Imagination Will Make Or Break You

How to get ready for the next decade

The red pill was the good one, right?

Welcome back, lateral thinkers! It’s been a while. I won’t bore you with the details, but I’ve spent a lot of time hunkered down with work and exploring everything AI related.

Went down a very deep rabbit hole as I do tend to hyper-obsess. The good part, though, is that I have A LOT of thoughts and experiences to share.

As usual, they’ll be as contrarian, unconventional and, hopefully, lateral.

I am now sure lateral thinking will be one of the most important things of the next decade.

The way we’ll start these off moving forward is with 3 interesting reads:

  • Your Brain on AI (TL;DR: A recent study reveals a 30% drop in human creative thinking over five years, linked to growing AI dependency. This cognitive decline underscores your argument that relying too much on AI’s “autocomplete” dulls original thought and that human imagination remains the ultimate creative advantage)

  • Is AI Truly Creative? (TL;DR: New research from Aalto University and University of Helsinki shows that people’s perception of AI creativity depends heavily on how much of the creative process they witness, raising questions about how we judge creativity in both humans and machines.)

  • AI Can’t Fix A Bad Idea (TL;DR: AI is great at remixing data, but human creativity is still the secret sauce. The article argues that intuition and empathy-two things AI can’t fake-are what make ideas stick, and why processes that blend AI’s data with human weirdness are the future of standout work)

Why will Lateral Thinking matter?

Well, because of AI. I won’t bore you with the basics, you all know AI is everywhere. You open your phone, there’s AI (unless it’s an iPhone, lmao). You write an email, there’s AI. You sneeze, ChatGPT says “Bless you.”.

There’s even AI in this text, because who in their right mind would spend time formatting text in 2025?
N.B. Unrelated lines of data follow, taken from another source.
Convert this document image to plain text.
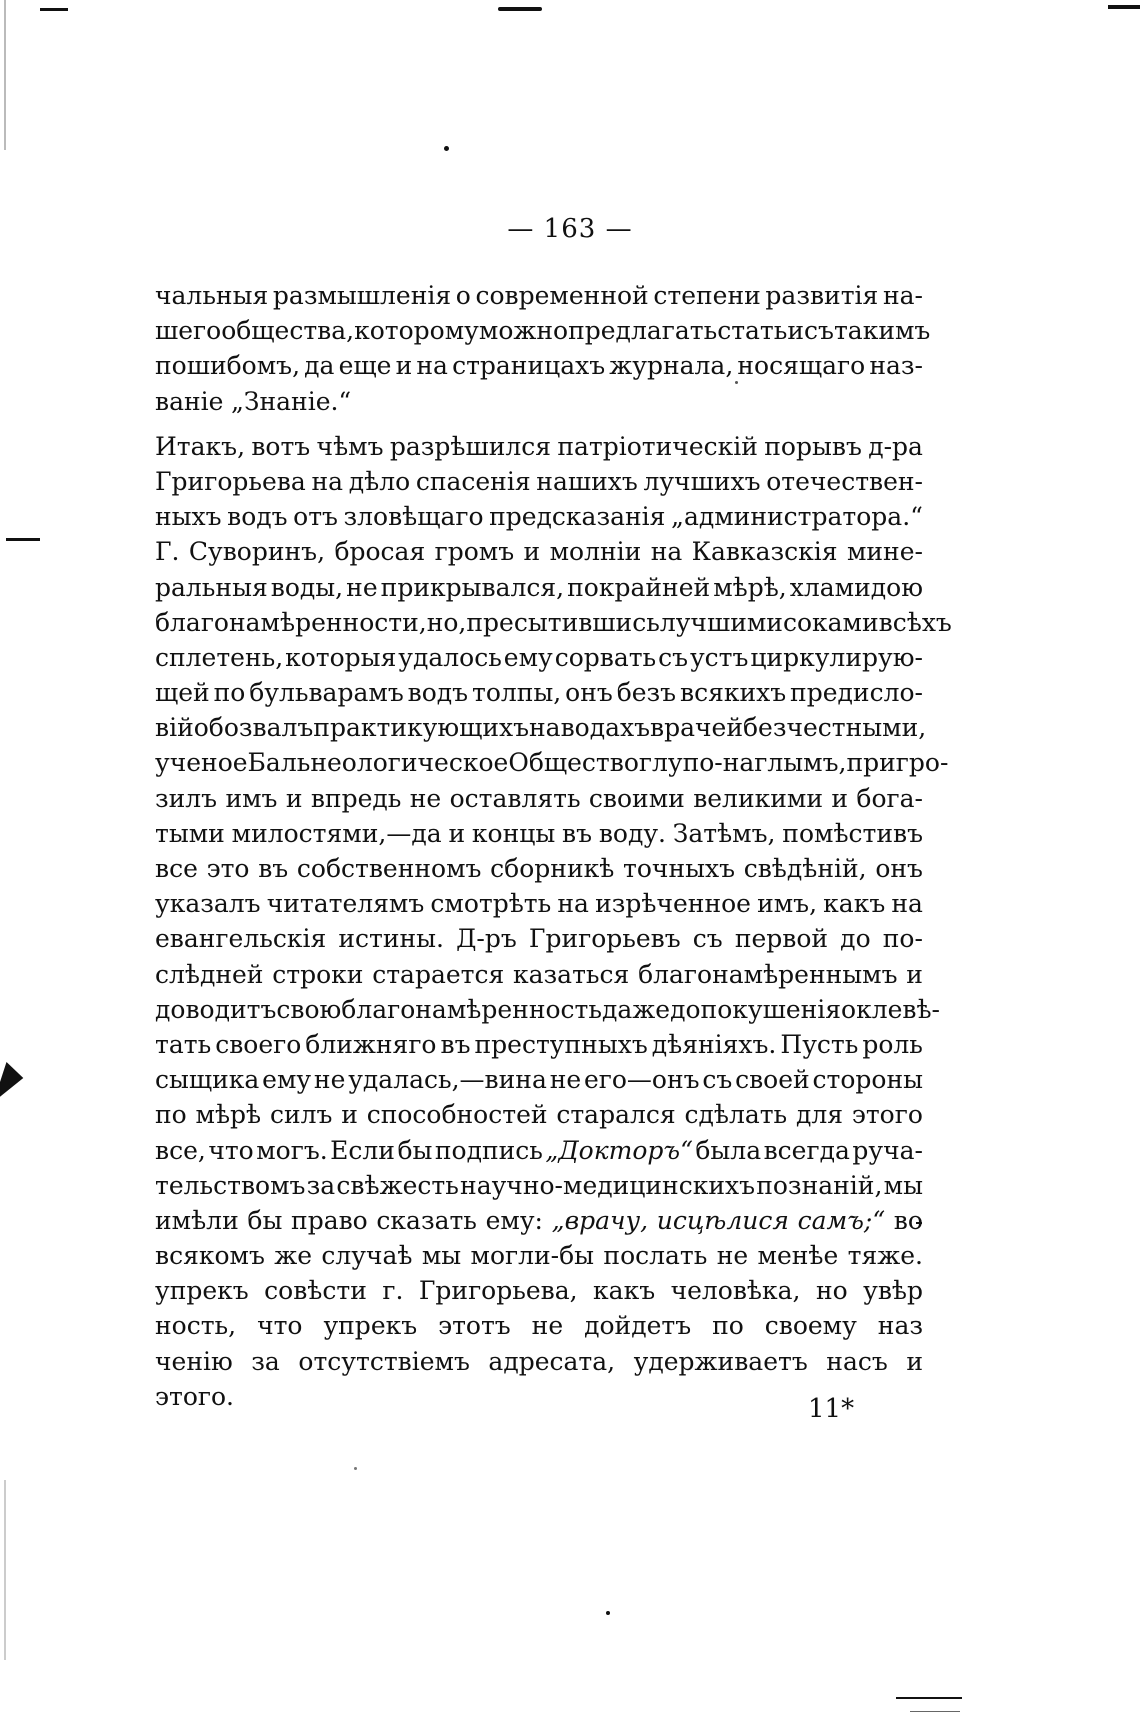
— 163 —
чальныя размышленія о современной степени развитія на-
шего общества, которому можно предлагать статьи съ такимъ
пошибомъ, да еще и на страницахъ журнала, носящаго наз-
ваніе „Знаніе.“
Итакъ, вотъ чѣмъ разрѣшился патріотическій порывъ д-ра
Григорьева на дѣло спасенія нашихъ лучшихъ отечествен-
ныхъ водъ отъ зловѣщаго предсказанія „администратора.“
Г. Суворинъ, бросая громъ и молніи на Кавказскія мине-
ральныя воды, не прикрывался, покрайней мѣрѣ, хламидою
благонамѣренности, но, пресытившись лучшими соками всѣхъ
сплетень, которыя удалось ему сорвать съ устъ циркулирую-
щей по бульварамъ водъ толпы, онъ безъ всякихъ предисло-
вій обозвалъ практикующихъ на водахъ врачей безчестными,
ученое Бальнеологическое Общество глупо-наглымъ, пригро-
зилъ имъ и впредь не оставлять своими великими и бога-
тыми милостями,—да и концы въ воду. Затѣмъ, помѣстивъ
все это въ собственномъ сборникѣ точныхъ свѣдѣній, онъ
указалъ читателямъ смотрѣть на изрѣченное имъ, какъ на
евангельскія истины. Д-ръ Григорьевъ съ первой до по-
слѣдней строки старается казаться благонамѣреннымъ и
доводитъ свою благонамѣренность даже до покушенія оклевѣ-
тать своего ближняго въ преступныхъ дѣяніяхъ. Пусть роль
сыщика ему не удалась,—вина не его—онъ съ своей стороны
по мѣрѣ силъ и способностей старался сдѣлать для этого
все, что могъ. Если бы подпись „Докторъ“ была всегда руча-
тельствомъ за свѣжесть научно-медицинскихъ познаній, мы
имѣли бы право сказать ему: „врачу, исцѣлися самъ;“ во
всякомъ же случаѣ мы могли-бы послать не менѣе тяже.
упрекъ совѣсти г. Григорьева, какъ человѣка, но увѣр
ность, что упрекъ этотъ не дойдетъ по своему наз
ченію за отсутствіемъ адресата, удерживаетъ насъ и
этого.	11*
But here’s the thing nobody wants to say out loud: if we all use the same tools the same way, we all end up with the same results.

AI will be the great equalizer, but it’ll also be the great differentiator for some.

It’s not even garbage in, garbage out. It’s about the fact that too many people think AI is a chef instead of realizing it’s a blender.

That’s why we’re about to enter the golden age of meh (or mediocrity, if you’re being fancy).

You want to see what mediocrity looks like at scale? Just open social media and look at 9/10 “thought leadership” posts.

And that’s the best thing to happen to our generation. It means the only thing that actually matters now is what’s in your head before you touch the keyboard.

Your imagination. Your weird ideas.

And I don’t mean your r/showerthoughts doomscrolling. Your true original ideas.

If your input is boring, your output will be boring.

You can’t fix a bad prompt with more AI. If you ask for “10 ways to be productive,” you’ll get the same list as everyone else. But if you ask, “How would a German grandma improve productivity in a startup?”-now we’re talking. At least you’ll get something nobody else has.

Remember when your mom asked you “if all the other kids jump off a bridge, would you do it too?”. If you don’t, it might just be a Eastern European thing.

But my point is the reason I said no was because I thought I can find a much more creative way to do something dumb.

So, next time you’re about to use AI, ask yourself:

  • What’s MY unique twist I can bring to this topic?

What’s worked for me so far is figuring out how I can make something pretty unhinged.

Because in the end, the only real “creative advantage” left is your imagination. Everything else is just autocomplete.

Stay weird. Or at least, stay different. The robots can handle the rest.